Consideration requires a new legal detriment or benefit. Here, the ACC members who are not Clemson or FSU are giving up part of their share but receiving no corresponding benefit. If FSU and Clemson are not required to provide additional contractual obligations (such as extending their GOR commitment), then this modification could be challenged as unenforceable under the pre-existing duty rule. There is some caselaw that supports the notion that dismissal of a lawsuit can provide the needed consideration, but I’ve never seen that for frivolous ones making ridiculous arguments like FSU and Clemson. 2. Unenforceability Without a Fully Egalitarian Structure For the modification to withstand legal scrutiny, it would need to apply in an objectively fair manner. As currently described, this fund would disproportionately benefit certain schools based on past brand value. That raises concerns under contract principles that require modifications to be based on clear, non-arbitrary standards. Ambiguous Metrics: What constitutes “brand value”? If the ACC does not define this metric in an objective and binding way, there’s room for legal disputes. Unequal Bargaining Power:If the modification results in an unbalanced structure where certain schools receive substantially more revenue without additional obligations, the conference could face future legal disputes from other schools that find themselves disadvantaged.
3. The Risk of Future Litigation Rather than stabilizing the conference, this could open the door to future disputes. Schools not favored by the new distribution model—such as Wake Forest, Boston College, or even new members like Stanford and Cal—could argue that the ACC is failing in its fiduciary duty to distribute revenues equitably. Additionally, precedent matters. If FSU and Clemson can strong-arm the ACC into modifying its agreements once, what stops them—or another powerful program—from doing it again when financial realities shift? From a contract law standpoint, the ACC needs to be careful. If they’re going to modify revenue distribution in this way, they must ensure: 1. New consideration is being provided. 2. Objective, quantifiable metrics govern revenue allocation. 3. All schools have a reasonable path to qualify for additional revenue, preventing an arbitrary or unfair distribution system.

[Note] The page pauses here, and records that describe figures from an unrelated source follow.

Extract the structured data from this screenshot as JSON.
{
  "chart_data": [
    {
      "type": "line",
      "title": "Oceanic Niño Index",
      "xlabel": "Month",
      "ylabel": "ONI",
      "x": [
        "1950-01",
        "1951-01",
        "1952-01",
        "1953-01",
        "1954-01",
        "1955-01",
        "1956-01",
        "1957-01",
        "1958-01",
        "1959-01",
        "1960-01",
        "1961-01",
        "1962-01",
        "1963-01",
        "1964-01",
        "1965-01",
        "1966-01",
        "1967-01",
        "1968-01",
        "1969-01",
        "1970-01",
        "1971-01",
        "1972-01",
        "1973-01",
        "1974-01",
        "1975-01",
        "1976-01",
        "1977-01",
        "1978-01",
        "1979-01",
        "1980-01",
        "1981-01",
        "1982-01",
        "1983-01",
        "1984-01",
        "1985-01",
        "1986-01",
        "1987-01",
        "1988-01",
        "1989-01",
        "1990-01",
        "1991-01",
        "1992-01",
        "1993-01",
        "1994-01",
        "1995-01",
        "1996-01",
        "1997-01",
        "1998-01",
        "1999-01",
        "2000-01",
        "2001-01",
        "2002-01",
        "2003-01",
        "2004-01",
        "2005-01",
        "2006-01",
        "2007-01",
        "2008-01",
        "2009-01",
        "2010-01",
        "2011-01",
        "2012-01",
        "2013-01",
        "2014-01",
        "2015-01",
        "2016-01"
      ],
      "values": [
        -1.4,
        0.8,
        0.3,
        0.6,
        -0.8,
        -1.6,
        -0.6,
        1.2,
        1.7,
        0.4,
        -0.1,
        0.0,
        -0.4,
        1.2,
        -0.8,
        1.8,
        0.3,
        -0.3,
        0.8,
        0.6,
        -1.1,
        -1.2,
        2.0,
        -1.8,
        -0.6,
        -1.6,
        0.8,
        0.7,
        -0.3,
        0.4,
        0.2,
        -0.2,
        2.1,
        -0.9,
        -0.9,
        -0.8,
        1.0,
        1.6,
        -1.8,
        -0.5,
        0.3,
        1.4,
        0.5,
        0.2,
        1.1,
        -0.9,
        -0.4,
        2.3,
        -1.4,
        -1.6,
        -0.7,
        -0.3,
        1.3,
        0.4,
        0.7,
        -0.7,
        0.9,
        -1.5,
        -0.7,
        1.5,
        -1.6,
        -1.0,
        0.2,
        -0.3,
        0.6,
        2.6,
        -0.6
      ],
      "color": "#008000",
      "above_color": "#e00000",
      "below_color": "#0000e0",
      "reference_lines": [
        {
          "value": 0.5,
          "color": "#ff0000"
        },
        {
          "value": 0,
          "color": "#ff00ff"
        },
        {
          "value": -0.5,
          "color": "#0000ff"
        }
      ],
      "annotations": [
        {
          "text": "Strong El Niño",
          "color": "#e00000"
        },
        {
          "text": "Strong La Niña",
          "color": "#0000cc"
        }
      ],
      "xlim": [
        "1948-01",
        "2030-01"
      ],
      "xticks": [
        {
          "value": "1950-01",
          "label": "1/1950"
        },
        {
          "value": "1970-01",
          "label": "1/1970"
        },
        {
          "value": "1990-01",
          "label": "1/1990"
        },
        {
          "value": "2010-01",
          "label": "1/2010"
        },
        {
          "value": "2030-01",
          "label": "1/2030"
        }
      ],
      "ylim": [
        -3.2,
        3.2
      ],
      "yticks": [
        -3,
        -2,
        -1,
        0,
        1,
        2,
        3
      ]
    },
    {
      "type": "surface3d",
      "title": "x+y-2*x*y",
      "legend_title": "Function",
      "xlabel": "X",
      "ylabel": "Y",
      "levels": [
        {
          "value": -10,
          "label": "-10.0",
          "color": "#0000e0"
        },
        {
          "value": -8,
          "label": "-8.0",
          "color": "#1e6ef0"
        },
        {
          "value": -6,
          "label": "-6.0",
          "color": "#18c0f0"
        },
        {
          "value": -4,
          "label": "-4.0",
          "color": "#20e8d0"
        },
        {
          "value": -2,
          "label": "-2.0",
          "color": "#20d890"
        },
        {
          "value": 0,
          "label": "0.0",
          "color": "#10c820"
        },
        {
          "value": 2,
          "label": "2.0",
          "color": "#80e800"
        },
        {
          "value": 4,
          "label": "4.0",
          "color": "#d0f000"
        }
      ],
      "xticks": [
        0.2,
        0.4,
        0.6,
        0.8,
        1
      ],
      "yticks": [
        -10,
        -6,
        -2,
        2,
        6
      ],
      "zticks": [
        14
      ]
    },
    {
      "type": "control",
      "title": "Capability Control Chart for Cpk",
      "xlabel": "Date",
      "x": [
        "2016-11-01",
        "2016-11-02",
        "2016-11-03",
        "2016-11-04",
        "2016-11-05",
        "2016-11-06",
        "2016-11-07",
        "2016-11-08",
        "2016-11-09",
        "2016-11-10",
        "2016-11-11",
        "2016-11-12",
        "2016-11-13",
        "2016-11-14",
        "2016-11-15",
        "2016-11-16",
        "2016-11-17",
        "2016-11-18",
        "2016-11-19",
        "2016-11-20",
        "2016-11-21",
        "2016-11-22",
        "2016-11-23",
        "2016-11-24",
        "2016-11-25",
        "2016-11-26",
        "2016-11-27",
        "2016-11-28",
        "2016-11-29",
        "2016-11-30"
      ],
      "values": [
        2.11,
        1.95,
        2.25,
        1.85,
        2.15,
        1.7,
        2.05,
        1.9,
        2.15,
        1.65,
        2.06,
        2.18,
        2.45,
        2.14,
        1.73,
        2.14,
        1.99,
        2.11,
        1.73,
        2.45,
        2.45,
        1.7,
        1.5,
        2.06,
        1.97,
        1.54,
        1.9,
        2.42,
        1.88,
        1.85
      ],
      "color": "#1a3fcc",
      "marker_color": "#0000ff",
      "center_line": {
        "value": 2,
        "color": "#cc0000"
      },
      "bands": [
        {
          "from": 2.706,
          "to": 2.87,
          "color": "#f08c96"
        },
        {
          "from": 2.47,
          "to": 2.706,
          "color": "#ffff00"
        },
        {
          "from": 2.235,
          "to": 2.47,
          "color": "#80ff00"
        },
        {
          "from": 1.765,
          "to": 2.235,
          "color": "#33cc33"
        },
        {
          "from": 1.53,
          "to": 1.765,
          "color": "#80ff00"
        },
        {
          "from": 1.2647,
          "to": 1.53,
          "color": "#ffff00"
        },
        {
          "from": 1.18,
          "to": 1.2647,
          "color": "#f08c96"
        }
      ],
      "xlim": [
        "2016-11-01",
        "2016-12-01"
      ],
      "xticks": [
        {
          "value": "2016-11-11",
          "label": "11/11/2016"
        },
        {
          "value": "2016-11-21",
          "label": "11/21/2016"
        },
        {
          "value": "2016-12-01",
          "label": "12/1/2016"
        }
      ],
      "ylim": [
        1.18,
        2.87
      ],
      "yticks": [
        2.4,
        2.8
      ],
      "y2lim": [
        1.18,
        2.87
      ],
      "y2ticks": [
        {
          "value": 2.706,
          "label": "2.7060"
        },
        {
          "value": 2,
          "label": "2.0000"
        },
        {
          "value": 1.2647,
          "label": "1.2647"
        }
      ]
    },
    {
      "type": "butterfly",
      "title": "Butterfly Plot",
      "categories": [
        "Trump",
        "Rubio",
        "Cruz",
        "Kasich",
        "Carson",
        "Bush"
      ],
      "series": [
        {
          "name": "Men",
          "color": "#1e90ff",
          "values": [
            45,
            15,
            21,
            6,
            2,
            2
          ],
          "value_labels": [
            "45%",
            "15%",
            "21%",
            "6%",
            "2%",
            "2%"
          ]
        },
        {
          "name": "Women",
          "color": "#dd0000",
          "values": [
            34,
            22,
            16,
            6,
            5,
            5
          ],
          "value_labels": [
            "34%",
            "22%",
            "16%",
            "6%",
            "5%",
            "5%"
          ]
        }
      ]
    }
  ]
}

Otherwise, this “brand fund” could set a precedent where the loudest, most litigious schools dictate terms—undermining the very stability the ACC is trying to preserve.
Maybe I'm missing something, but doesn't ESPN have a unilateral option to extend its media contract with the ACC? Why does ESPN opting to exercise its unilateral right to extend the ACC media agreement to 2036 have anything to do with the ACC making any special exception for FSU/Clemson/Miami and to create a "brand fund" to appease them? Is there something about ESPN's exercising its option that would MATERIALLY change the original media agreement and therefore require all ACC schools to re-vote/renew the GOR? Clemson/FSU/whoever isn't happy is legally binded to the ACC GOR, so what does it matter now that ESPN is renewing?
I pointed this out earlier in this thread, and it's something that's being touched in the quoted post, once consideration changes, it creates a new dynamic that changes the intent of the original binding contract...in this case the GOR. I'm not sure what, but something of "consideration" must be changing for the ACC to think about reworking payout terms/structure with its members. ESPN just straight renewing its contract with the ACC shouldn't be an impetus in itself for the ACC to change it's member payout structure which was already defined in the GOR and media agreements.